Interesting… But Is It Useful?

The Iterated Group Prisoners Dilemma is not only mathematically interesting, it is highly relevant to real life. Ever day people are faced with scenarios where they can choose to either work together or try to cheat each other. In the long run it’s best for society when people work together but on an individual level exploiting others can provide huge short term benefits.

So by analyzing the prisoners dilemma we can get some interesting insights into why different societies work the way they do along with some ideas on what sort of ethical systems are and aren’t stable.

Of course, real life has all sorts of issues that aren’t fully reflected in a simple tool like the prisoners dilemma so don’t think it somehow has all the answers to all our problems. But it’s still better than nothing and at the very least provides a nice topic for small talk with other math geeks.

What Does Any Of This Have To Do With Programming?

As AI enthusiasts we are obviously very interested in writing programs that can make logical decisions, and the prisoners dilemma provides a great sandbox for practicing that skill.

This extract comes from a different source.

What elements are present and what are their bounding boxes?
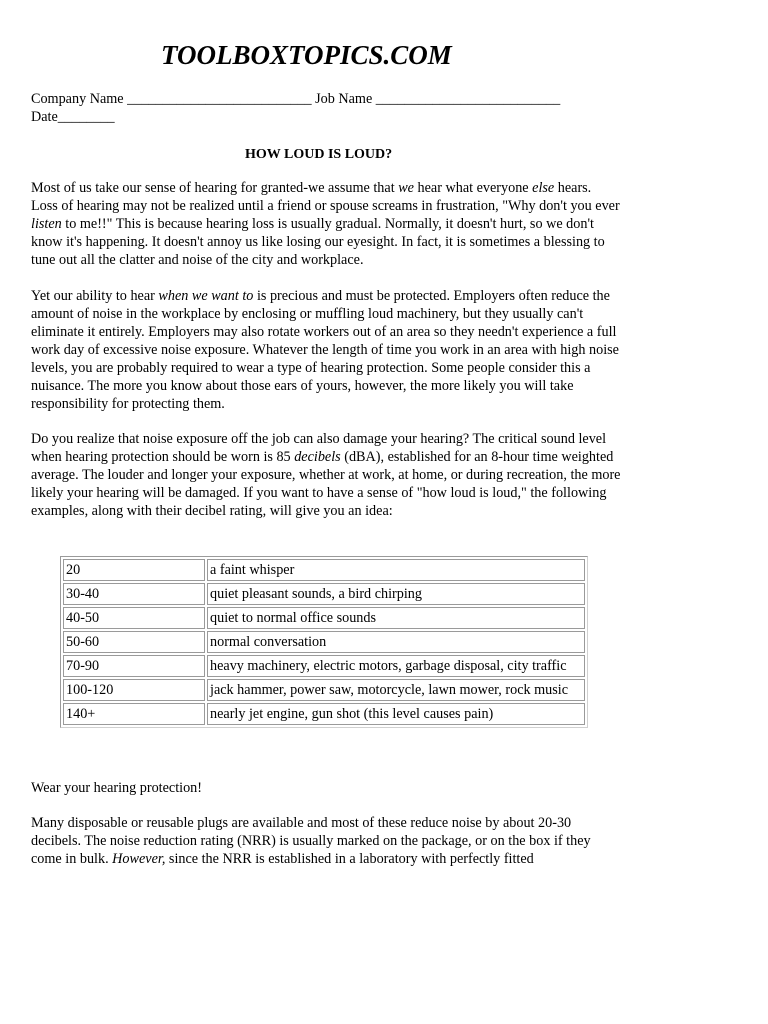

It’s simple enough of a scenario to be implemented in less than a page of code while still being complex enough to produce interesting results.

So here’s the plan for this Let’s Program: We’re going to write a Prisoner’s Dilemma simulation along with a few different types of players each with their own strategy for deciding when to cooperate and when to defect. We’ll then run a bunch of simulations and see if we can find any interesting trends.

Like usual this isn’t exactly an original idea. Game theorists have been writing and testing prisoners dilemma programs for years and if you’re familiar with their research you probably already know everything we’re going to cover in this Let’s Program.

But who cares? The goal here is to practice our programming, not push the cutting edge of computer science. And there’s bound to be at least one reader in my audience who isn’t already a game theory expert.

Actually, quick show of hands: Is there anyone here who has never studied game theory before reading this blog?

There, see? That guy over there is the reason we’re doing this. He’s about to learn something cool.